Trade and Sustainable Development
International trade, valued at roughly six trillion dollars per year, could be a huge force for sustainable development. By opening up new markets, exposing domestic firms to international practices and bringing new investment and growth, trade can create the necessary conditions for poverty alleviation on a scale unreachable by dwindling traditional official development assistance. By spreading new, more efficient technologies trade can reduce the production of waste and help increase the efficiency with which we use resources.
But the outlook on trade and sustainable development today appears daunting, with a lack of substantive policy progress in many areas. The diversity of unresolved trade and sustainable development issues currently in multilateral, regional and bilateral negotiations, coupled with the challenge of implementing an equitable rules-based global trading system that works in concert with national, bi-lateral and regional policies and agreements presents enormous challenges for all countries.
There exists an ever greater urgency for developing and developed countries to develop the capacity and strategy to pursue sustainable development within the context of trade and investment policy and practice. This has highlighted the increasing need for objective and accurate research, analysis and capacity building, for policy makers both south and north, so they may have the information to enable policies which address social issues of poverty alleviation, increased access to health, education and income opportunities while ensuring environmental management that works in balance with economic and trade development.

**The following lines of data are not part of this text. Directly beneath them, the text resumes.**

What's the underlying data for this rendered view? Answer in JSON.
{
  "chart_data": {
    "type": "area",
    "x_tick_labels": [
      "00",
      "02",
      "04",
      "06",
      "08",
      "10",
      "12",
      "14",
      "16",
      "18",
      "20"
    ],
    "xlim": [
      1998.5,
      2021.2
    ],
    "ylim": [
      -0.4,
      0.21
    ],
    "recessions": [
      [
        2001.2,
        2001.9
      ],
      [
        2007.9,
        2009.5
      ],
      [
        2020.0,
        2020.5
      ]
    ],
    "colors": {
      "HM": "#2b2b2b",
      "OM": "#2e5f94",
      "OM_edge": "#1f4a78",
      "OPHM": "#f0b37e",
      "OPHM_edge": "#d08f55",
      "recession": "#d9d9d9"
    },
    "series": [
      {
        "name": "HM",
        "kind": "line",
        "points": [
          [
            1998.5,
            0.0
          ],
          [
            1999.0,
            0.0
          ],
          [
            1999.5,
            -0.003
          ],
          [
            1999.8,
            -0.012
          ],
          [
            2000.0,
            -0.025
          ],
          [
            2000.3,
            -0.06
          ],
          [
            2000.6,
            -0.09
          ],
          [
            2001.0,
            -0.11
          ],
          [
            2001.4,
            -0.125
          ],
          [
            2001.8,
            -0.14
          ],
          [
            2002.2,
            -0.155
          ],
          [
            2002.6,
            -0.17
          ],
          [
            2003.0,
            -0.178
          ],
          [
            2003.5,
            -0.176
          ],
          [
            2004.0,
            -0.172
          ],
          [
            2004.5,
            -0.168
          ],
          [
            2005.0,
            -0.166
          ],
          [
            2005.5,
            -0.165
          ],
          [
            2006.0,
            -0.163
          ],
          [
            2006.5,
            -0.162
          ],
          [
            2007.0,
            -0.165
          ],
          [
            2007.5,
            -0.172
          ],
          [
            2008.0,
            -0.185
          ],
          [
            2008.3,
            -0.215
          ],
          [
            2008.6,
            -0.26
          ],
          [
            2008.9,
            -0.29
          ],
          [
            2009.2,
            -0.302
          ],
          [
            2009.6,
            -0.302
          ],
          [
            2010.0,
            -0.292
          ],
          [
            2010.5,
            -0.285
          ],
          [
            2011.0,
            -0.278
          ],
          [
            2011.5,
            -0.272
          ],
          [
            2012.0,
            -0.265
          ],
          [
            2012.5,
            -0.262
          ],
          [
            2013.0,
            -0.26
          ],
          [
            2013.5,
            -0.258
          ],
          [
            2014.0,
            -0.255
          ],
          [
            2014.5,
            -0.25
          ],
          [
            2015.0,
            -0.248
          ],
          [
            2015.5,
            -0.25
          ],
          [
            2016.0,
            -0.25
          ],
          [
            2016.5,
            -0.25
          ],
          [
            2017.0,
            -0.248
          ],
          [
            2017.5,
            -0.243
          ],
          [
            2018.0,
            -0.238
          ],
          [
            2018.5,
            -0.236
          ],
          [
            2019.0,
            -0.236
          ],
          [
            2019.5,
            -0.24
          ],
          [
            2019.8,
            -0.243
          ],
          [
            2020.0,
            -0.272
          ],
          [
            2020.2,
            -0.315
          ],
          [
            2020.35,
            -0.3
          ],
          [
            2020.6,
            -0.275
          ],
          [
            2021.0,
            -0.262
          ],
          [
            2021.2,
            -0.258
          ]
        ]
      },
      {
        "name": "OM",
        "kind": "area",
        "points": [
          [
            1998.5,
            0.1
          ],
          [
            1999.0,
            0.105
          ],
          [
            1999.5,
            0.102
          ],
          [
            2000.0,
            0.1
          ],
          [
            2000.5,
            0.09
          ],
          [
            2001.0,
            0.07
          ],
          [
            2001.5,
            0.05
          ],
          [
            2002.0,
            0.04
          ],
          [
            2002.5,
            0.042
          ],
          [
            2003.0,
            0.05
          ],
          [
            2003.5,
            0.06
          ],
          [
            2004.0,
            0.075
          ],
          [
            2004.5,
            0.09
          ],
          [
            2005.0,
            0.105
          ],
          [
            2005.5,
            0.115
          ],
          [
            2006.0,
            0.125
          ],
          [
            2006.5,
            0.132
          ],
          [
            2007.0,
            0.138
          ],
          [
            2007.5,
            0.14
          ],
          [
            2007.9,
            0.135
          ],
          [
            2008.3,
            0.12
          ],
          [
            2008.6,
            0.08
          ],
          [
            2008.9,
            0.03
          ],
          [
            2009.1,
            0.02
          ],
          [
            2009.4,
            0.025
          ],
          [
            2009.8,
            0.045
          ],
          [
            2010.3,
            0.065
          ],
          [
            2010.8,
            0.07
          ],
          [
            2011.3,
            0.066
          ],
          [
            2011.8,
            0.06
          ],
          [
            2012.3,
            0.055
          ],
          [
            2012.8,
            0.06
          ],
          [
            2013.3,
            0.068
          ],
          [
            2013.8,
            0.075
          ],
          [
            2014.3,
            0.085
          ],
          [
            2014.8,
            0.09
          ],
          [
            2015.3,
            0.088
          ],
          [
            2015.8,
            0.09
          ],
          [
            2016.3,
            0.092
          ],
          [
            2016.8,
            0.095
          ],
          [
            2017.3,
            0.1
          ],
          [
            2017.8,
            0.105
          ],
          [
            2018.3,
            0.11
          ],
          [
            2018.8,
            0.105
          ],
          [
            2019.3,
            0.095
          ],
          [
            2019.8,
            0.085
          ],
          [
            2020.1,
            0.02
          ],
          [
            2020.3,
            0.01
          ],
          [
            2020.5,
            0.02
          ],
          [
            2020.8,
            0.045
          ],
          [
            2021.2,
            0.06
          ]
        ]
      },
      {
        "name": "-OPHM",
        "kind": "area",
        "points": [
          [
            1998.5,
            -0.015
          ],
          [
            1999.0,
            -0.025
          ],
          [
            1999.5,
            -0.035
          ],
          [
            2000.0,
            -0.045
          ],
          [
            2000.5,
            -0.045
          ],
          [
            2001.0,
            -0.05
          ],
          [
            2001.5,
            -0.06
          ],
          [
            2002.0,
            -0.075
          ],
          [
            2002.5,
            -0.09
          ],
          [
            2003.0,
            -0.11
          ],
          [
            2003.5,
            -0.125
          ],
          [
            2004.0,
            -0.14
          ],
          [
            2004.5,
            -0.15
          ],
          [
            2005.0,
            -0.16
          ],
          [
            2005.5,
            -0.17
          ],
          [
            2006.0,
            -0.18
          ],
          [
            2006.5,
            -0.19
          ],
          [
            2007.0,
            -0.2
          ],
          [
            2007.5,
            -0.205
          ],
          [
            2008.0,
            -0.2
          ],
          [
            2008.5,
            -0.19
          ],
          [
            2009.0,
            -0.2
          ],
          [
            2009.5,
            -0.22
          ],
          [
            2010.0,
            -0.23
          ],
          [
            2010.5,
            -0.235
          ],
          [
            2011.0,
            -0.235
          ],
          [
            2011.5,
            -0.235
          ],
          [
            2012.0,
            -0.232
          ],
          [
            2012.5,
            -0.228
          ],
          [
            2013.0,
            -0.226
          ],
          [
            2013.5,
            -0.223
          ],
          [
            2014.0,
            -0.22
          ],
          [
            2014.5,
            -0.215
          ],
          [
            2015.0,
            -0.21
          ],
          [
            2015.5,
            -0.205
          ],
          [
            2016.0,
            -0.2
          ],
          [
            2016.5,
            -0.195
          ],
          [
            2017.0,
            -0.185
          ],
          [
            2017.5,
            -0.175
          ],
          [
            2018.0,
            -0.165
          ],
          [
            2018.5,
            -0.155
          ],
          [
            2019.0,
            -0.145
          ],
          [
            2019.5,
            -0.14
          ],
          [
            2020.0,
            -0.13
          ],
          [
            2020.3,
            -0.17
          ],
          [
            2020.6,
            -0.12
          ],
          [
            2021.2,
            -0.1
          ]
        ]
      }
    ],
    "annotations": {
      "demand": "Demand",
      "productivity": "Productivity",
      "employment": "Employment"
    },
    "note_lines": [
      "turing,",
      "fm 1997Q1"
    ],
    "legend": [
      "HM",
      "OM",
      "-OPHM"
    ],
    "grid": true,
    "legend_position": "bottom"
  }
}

Doing so depends on capacity at the national level to implement policies that help growth-producing domestic firms take advantage of opportunities. It also depends on the strength of the existing domestic regimes for environmental management, as trade-induced growth can have serious environmental and associated social impacts that, if unmitigated, inevitably affect the poorest, thereby rendering trade unsustainable.
Finally, it depends on the sharing of the benefits of trade, so that income inequalities are in fact lessened by economic growth. In a world of increasingly globalized economic activity, increasing environmental degradation and widening income inequality, achieving sustainable development will depend critically on understanding how these forces are linked at domestic and international levels.